Par Jean-Philippe BAY, le 01 mars 2002 à 19h05 , mis à jour le 28 février 2002 à 19h35

Pour améliorer l'efficacité et l'impact des pages Web, les experts n'hésitent pas à employer les dernières technologies, à l'instar de l'eye tracking.

eye tracking © INTERNE

La technologie fera-elle la différence dans la course à l'audience ? Pour améliorer l'impact d'un site sur son lectorat, les méthodes s'affinent. Venu tout droit de la presse papier et des études comportementales, l'eye tracking a fait son apparition dans les outils utilisés par les cabinets d'études.
Cette méthode consiste à suivre le regard de l'internaute au moyen d'un casque ou d'un système fixe qui enregistre les mouvements de yeux. En collaboration avec le laboratoire Clips/IMAG, la société Novadys a développé cette méthode pour aider les concepteurs de sites à améliorer l'ergonomie de leur maquette.

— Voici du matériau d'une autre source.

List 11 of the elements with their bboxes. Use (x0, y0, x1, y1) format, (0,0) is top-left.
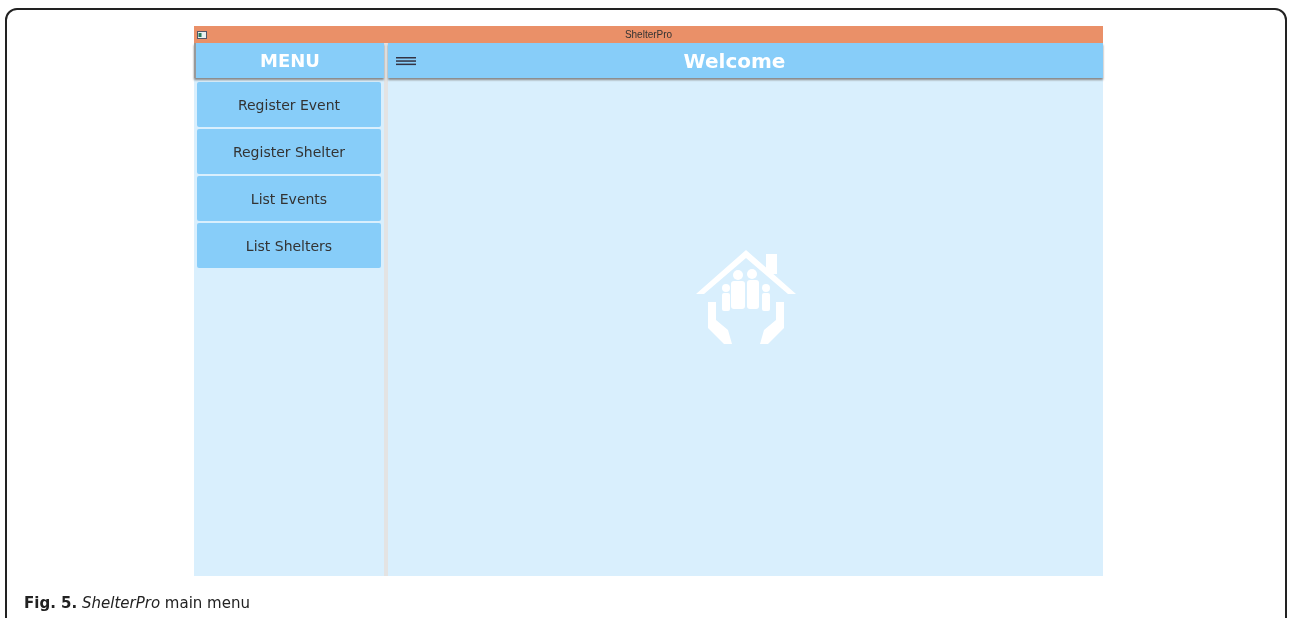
menu-item[interactable]: Register Event (197, 82, 381, 127)
menu-item[interactable]: Register Shelter (197, 129, 381, 174)
menu-icon[interactable] (396, 55, 416, 66)
menu-item[interactable]: List Events (197, 176, 381, 221)
figure-caption: Fig. 5. ShelterPro main menu (24, 594, 251, 612)
menu-header: MENU (194, 43, 384, 78)
house-family-icon (695, 250, 796, 344)
window-title: ShelterPro (623, 29, 674, 40)
app-icon (197, 30, 207, 39)
page-title: Welcome (682, 48, 787, 73)
menu-item[interactable]: List Shelters (197, 223, 381, 268)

Des règles mais pas de remède miracle

L'utilisation de cette technologie très avancée ne débouche pas forcément sur des résultats spectaculaires. La difficulté est surtout dans l'interprétation des données recueillies par ce système. Quelques généralités ont pu être dégagées et influencent aujourd'hui de nombreux portails sur la constitution de leur page. Selon Luc Rodet, directeur de Novadys, "les études déjà engagées ont montré que plus de 50 % du temps passé à regarder une page Web se ferait sur les titres." Plus étonnant, le rôle des photos dans une page Web dépendrait du passé d'internaute des lecteurs. Les "professionnels" du Web passeraient moins de 5 % du temps de lecture à regarder les photos contre 40 % pour les débutants du Web.
Quant à savoir comment mettre en valeur les publicités, l'eye tracking n'a pas apporté de solution. Selon Luc Rodet, quelle que soit leur place, les publicités en images n'attirent que l'oeil des débutants.

De multiples applications

L'eye tracking ne se limite pas au Web. Cette technologie peut être appliquée à toutes les interfaces informatiques. La société Novadys a, par exemple, travaillé sur les écrans radar utilisés par les contrôleurs aériens. On imagine bien que dans ce métier, le moindre pixel ne doit pas échapper à la surveillance de l'utilisateur.